After the corrugated element leaves wheel 1, it begins to compress under the pressure of the water. Since the air leaves the corrugated element gradually, the corrugated element retains buoyancy, it is held at the lower level by the rails. The corrugated element has small wheels that slide along the rails. The rails have a slight slope in the direction of the chain movement, this reduces friction.
The slope of the rails should be minimal so that the corrugated elements do not rise high from the bottom of the tank. So as not to lose the force of water pressure.
In the direction of movement from wheel 1 to wheel 2, the corrugated containers are completely compressed.
A fully compressed corrugated element has zero buoyancy. The materials are selected so as to compensate for buoyancy to zero.
Corrugated elements with zero buoyancy are easily pulled back to the bottom and move to wheel 2.
Wheel 2 lifts the section of the corrugated chain with compressed corrugated elements to the top. There is no energy expenditure here, because there is zero buoyancy.
The corrugated elements on wheel 2 cannot be stretched, since the teeth of the wheels prevent them from stretching (the teeth are not shown in the figure).
Having risen on wheel 2 to the top of the apparatus, the compressed corrugated elements leave wheel 2 and begin to swim to wheel 1 on the surface of the water. As they move, the corrugated elements gradually stretch under the air pressure inside the chain.
The air that is currently flowing along the entire chain, squeezed out of the corrugated elements at the lower level of the apparatus.
The corrugated elements come to wheel 1 already full of air and are again sunk by wheel 1 down.
Operating principle:
Compression of the corrugated elements at the lower level by water pressure shortens the length of the section of the chain of their corrugated elements, this causes traction on both wheels.
- Since one wheel has gear 1, it wins against the wheel with gear 3. This makes wheel 2 rotate together with wheel 1, but at a speed three times slower.
- The section of the chain of corrugated elements at the lower level comes to wheel 2 compressed three times and therefore manages to rise from the lower level.
- The section of the chain of corrugated elements at the UPPER level comes to wheel 1 stretched and the faster rotating wheel 1 manages to process the faster running chain of corrugated elements.
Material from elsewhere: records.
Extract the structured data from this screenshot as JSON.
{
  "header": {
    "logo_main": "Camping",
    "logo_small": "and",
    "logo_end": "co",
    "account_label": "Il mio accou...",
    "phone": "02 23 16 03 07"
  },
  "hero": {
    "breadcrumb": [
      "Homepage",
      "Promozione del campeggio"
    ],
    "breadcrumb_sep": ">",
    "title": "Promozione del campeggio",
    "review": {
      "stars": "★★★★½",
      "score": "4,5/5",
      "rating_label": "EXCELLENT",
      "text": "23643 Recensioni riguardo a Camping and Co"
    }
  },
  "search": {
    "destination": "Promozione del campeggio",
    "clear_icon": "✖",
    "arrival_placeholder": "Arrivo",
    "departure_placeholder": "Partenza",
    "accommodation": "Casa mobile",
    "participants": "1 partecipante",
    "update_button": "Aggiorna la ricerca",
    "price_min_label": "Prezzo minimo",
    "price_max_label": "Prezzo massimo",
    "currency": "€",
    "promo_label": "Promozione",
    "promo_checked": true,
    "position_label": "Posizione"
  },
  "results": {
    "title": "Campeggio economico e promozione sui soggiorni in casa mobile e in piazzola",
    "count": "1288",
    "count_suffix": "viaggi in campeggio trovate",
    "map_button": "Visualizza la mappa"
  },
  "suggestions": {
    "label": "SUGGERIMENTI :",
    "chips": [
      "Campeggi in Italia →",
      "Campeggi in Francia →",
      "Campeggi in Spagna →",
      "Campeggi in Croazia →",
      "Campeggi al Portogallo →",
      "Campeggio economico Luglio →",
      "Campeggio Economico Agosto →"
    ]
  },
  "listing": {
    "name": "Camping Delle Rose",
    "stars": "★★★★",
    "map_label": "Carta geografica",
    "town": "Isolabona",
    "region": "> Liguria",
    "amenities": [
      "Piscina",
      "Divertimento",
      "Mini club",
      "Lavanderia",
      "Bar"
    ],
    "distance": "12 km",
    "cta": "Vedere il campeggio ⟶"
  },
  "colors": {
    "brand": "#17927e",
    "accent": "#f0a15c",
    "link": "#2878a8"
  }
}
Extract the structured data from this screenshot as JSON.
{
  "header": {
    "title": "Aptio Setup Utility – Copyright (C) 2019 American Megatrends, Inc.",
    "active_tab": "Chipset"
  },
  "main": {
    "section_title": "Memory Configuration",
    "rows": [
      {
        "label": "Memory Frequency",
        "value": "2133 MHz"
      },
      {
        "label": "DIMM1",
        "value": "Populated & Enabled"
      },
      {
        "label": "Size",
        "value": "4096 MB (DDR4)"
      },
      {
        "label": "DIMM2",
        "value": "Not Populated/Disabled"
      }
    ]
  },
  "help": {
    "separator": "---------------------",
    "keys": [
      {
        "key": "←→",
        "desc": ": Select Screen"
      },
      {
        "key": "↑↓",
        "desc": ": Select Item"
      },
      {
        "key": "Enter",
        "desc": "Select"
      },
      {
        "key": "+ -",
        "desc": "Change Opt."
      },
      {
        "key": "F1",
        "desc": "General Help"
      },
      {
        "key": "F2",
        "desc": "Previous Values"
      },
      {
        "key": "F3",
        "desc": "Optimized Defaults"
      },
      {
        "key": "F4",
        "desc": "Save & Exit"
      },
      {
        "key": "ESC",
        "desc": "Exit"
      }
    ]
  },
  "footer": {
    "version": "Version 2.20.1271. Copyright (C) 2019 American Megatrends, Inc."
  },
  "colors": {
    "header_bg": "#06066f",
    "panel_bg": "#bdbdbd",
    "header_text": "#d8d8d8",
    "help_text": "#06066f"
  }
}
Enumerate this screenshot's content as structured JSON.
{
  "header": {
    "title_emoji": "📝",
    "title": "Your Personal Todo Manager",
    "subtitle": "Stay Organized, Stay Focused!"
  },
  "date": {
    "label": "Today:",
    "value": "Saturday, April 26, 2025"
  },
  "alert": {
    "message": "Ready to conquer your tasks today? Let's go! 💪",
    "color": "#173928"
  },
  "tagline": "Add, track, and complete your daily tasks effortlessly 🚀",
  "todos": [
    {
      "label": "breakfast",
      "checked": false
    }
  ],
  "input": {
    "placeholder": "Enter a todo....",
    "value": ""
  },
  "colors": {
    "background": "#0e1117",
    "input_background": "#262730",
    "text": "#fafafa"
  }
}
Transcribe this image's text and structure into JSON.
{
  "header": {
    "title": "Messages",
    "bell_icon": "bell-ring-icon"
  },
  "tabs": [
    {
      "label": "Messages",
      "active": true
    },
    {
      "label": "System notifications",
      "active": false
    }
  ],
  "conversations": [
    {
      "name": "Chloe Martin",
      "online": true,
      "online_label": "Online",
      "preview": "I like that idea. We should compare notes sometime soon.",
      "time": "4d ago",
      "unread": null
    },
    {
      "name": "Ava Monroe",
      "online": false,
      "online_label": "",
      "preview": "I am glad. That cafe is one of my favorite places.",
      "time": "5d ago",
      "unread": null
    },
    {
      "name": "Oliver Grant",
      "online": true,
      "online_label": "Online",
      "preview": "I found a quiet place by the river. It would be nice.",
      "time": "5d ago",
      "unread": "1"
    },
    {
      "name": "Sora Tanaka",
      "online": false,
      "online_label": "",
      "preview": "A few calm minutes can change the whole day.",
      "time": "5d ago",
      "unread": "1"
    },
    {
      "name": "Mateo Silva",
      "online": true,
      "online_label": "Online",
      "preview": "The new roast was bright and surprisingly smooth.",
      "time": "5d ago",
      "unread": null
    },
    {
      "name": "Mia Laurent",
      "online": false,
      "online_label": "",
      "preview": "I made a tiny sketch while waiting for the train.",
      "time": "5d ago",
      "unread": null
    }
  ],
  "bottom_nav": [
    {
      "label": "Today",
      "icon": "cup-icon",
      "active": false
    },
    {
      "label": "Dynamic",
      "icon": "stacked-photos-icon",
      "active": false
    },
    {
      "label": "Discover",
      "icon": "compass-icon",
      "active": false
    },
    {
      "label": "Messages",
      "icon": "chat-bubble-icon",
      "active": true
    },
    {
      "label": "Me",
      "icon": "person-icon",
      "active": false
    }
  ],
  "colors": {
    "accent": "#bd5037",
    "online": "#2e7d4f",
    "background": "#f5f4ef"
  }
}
That is, it quickly drowns the corrugated elements full of air.
The calculation of the traction forces is in the figure.
Designations in the figure:
S - area of the end of the corrugated element. (minus the area of the connecting tube)
V - volume of air in the corrugated element.
0.55 kg - weight of the materials of the corrugated element.
1 m - it's depth of the water at the bottom level of the apparatus.
The gears have 3:1 values.
Also that machine already patented )